Call for end to drug firms' gifts

By Jane Dreaper
BBC News health correspondent

Doctor
Drug company gifts to doctors are common

Medical experts are calling for drug industry representatives to stop giving gifts to doctors, the BBC has learned.

The report was created by a working party led by the Royal College of Physicians and including members of leading pharmaceutical companies.

The report says the measure would do much to rebalance the relationship between medicine and industry.

The UK regulator, the GMC, says gifts must not be accepted which could be seen to affect clinicians' judgement.

The industry's current code of practice allows drug companies to give small promotional gifts that are relevant to doctors' work, such as pens or surgical gloves.

Firms can also hold educational meetings, while paying delegates' travel and accommodation.

The working party spent more than a year taking evidence about the relationship between doctors and the pharmaceutical industry - and how this affects NHS patients.

It was led by the Royal College of Physicians.

The report will be published in full on Wednesday, but one of the most eye-catching recommendations is that the culture of doctors receiving gifts and hospitality from drug companies should end.

'Not valued'

The experts said: "It is partly because the NHS fails to value doctors, while the pharmaceutical industry is good at expressing this value, that practitioners turn to industry and become dependent on its gift culture.

"Acting on this single recommendation alone would do much to rebalance the relationship between medicine and industry to one based on equality and mutual respect, with improved patient outcomes as the overriding objective of that relationship."

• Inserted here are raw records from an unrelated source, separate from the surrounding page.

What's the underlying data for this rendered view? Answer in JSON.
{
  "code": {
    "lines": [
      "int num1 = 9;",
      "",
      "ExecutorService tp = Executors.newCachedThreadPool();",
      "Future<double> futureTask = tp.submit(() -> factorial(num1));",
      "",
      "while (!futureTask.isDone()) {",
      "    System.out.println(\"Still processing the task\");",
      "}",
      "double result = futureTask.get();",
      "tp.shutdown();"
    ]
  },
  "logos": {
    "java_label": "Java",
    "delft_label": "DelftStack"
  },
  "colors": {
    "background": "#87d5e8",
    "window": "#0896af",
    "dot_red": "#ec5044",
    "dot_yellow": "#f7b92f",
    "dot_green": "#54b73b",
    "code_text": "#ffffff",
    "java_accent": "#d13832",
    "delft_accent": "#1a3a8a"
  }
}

Dr Tony Calland, chairman of the British Medical Association's medical ethics committee, said: "Treatment decisions should of course always be made on the basis of patients' individual needs.

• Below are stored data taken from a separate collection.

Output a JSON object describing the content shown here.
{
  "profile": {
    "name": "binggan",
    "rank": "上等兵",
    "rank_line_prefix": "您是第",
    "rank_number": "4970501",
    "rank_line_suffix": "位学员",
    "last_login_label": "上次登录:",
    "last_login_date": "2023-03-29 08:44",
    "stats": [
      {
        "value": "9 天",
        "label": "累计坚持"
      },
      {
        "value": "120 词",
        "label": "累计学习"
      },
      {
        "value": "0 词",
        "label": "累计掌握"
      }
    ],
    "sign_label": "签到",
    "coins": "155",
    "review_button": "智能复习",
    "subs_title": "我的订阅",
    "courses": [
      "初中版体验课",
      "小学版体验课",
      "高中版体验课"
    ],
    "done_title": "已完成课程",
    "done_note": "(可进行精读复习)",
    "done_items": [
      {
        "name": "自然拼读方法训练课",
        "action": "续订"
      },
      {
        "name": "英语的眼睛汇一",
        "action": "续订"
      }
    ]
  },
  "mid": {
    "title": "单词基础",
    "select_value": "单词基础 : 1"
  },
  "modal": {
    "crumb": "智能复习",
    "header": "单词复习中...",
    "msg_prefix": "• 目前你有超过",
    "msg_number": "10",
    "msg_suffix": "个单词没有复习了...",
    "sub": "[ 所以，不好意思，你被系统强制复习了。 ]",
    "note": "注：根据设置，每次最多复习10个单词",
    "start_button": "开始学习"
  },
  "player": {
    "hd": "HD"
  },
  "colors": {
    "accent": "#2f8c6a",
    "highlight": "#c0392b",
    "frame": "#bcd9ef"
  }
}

"Although it is important for doctors to receive information about new treatments, they must never be, or seen to be, influenced by the offer of any gift or promotional incentive."

Dr Carol Cooper told the BBC that doctors were professionals and unlikely to be unduly influenced by the drug companies.

The GP said: "There are quite strict rules not just about hospitality but about gifts.

"Doctors are busy professionals and we're also quite well educated and I don't think our judgment is likely to be swayed by being given a pen, a pad, a post-it note or a calendar with someone's name on it."

Liberal Democrat health spokesman Norman Lamb said: "We strongly welcome this groundbreaking report.

"There is a risk that the culture of massive expenditure on gifts from the pharmaceutical industry could distort purchasing practises in the NHS."